The fall of Tamon Nakamura is a story in four tweets. On Tuesday, Adam Hendrix made the first of these tweets that Nakamura had scammed him.

According to Hendrix, Nakamura borrowed $2,500 from him on the pretext of selling action for the 2022 WSOP $50,000 8-game Poker Player's Championship. However, Nakamura never bought into the event.

"Unfortunately poker is a cruel world," wrote Hendrix. "Tamon last week asked if I wanted any action in the 50K PPC, I gave him cash Saturday and he never showed up to play for day 1. I asked him and attached is his response and since then mute. He has scammed me and others."

Prior to this, Nakamura seemed to be having a good 2022. He won two of the mixed game events at the USPO in March and already has four cashes at this year's WSOP, including a final table in the $1,500 H.O.R.S.E.

Off the back of his high-profile successes, he landed a gig repping GGPoker Japan. In the wake of Hendrix's tweet, he no longer has that gig.

The second of the four tweets was from GGPoker Japan, writing a note on Wednesday afternoon. The caption in Japanese above the note read, "Notice of termination of Tamon Nakamura's contract."

GGPoker Japan is really showing up how poorly the main GGPoker brand handles its scandals (cf. Dan Bilzerian and Henri Bühler).

The hazards of poker

Some of the online commentary surrounding Hendrix's tweet has suggested Hendrix should have got his elbows a little greasier doing due diligence on Nakamura.

That might be a harsh assessment. But, sure enough, if he could read Japanese, Hendrix might have found the posts on Nakamura's own Twitter profile apologizing for some financial legerdemain at a poker club he ran.

Google translate offers this translation of the historical tweet: "I haven't said it before, but I've lost a lot of money online and overseas in high-rate cash games and tournaments and I've also tampered with the money I've received from people outside of poker, so I'm currently in a lot of debt."

There is a kind of happy ending. Perhaps not for Nakamura, whose troubles appear to be ongoing. But it looks like Hendrix did at least get his money back.
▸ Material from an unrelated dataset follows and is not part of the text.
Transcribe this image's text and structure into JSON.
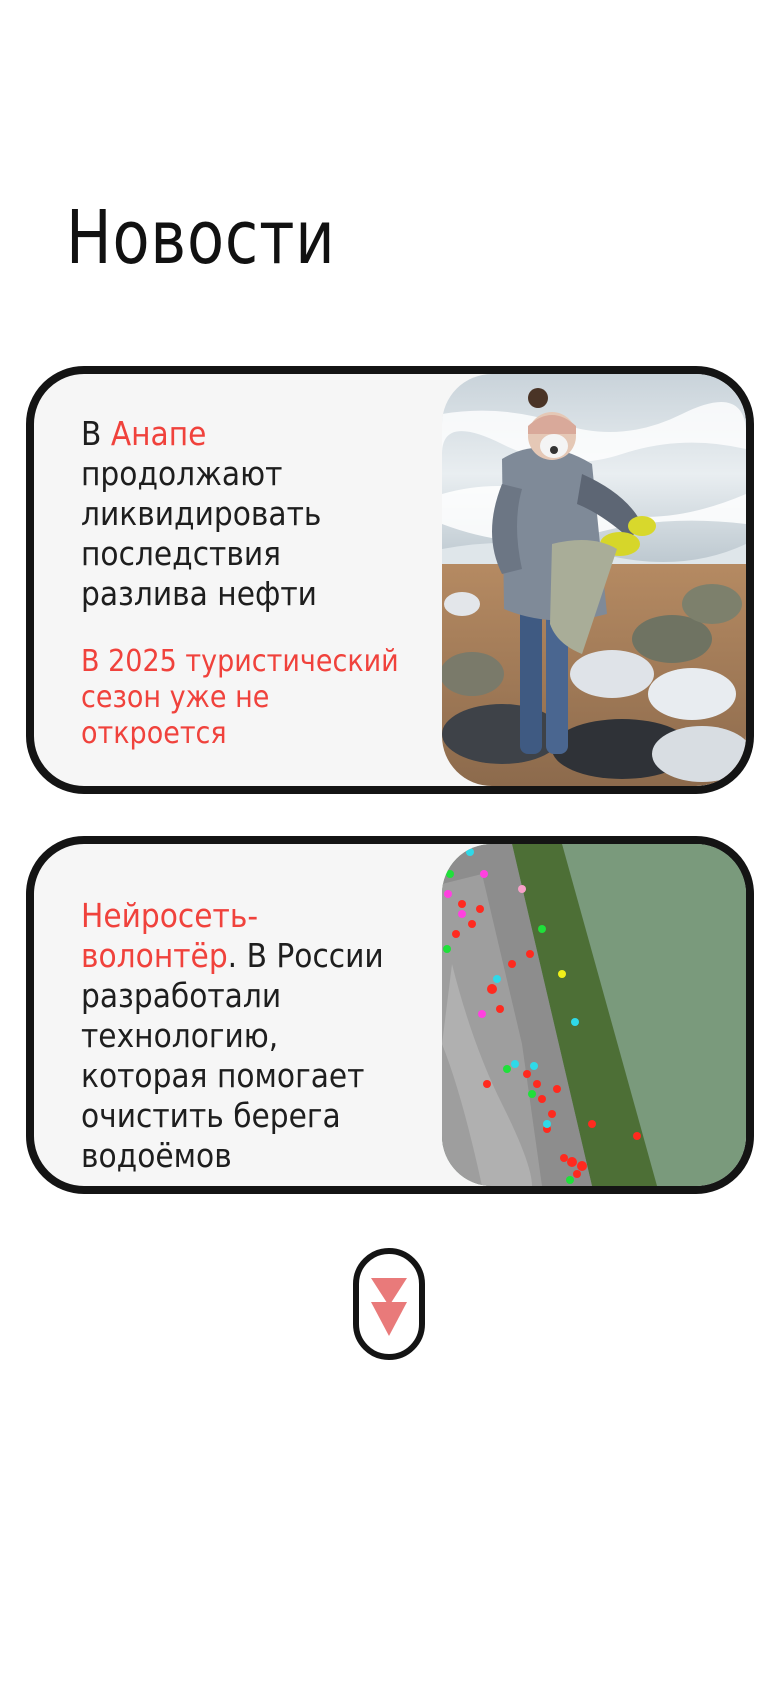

Though it seems to have come out of pocket from GGPoker Japan.

"Tamon has paid me back in person via GGPokerJapan," Hendrix writes in the fourth and final tweet in the tale.

With the money back in his pocket, his empathetic instincts clearly have a little more room to maneuver.

Hendrix continues, giving us a fitting coda: "He showed a bunch of sympathy and I hurt for him in a way I can't explain. I know he is a good guy but it is hard to see it right now. Please have compassion and look at the mental health aspect of the situation."

Nakamura appears to be suffering from a gambling addiction and is hopefully seeking and receiving help with that.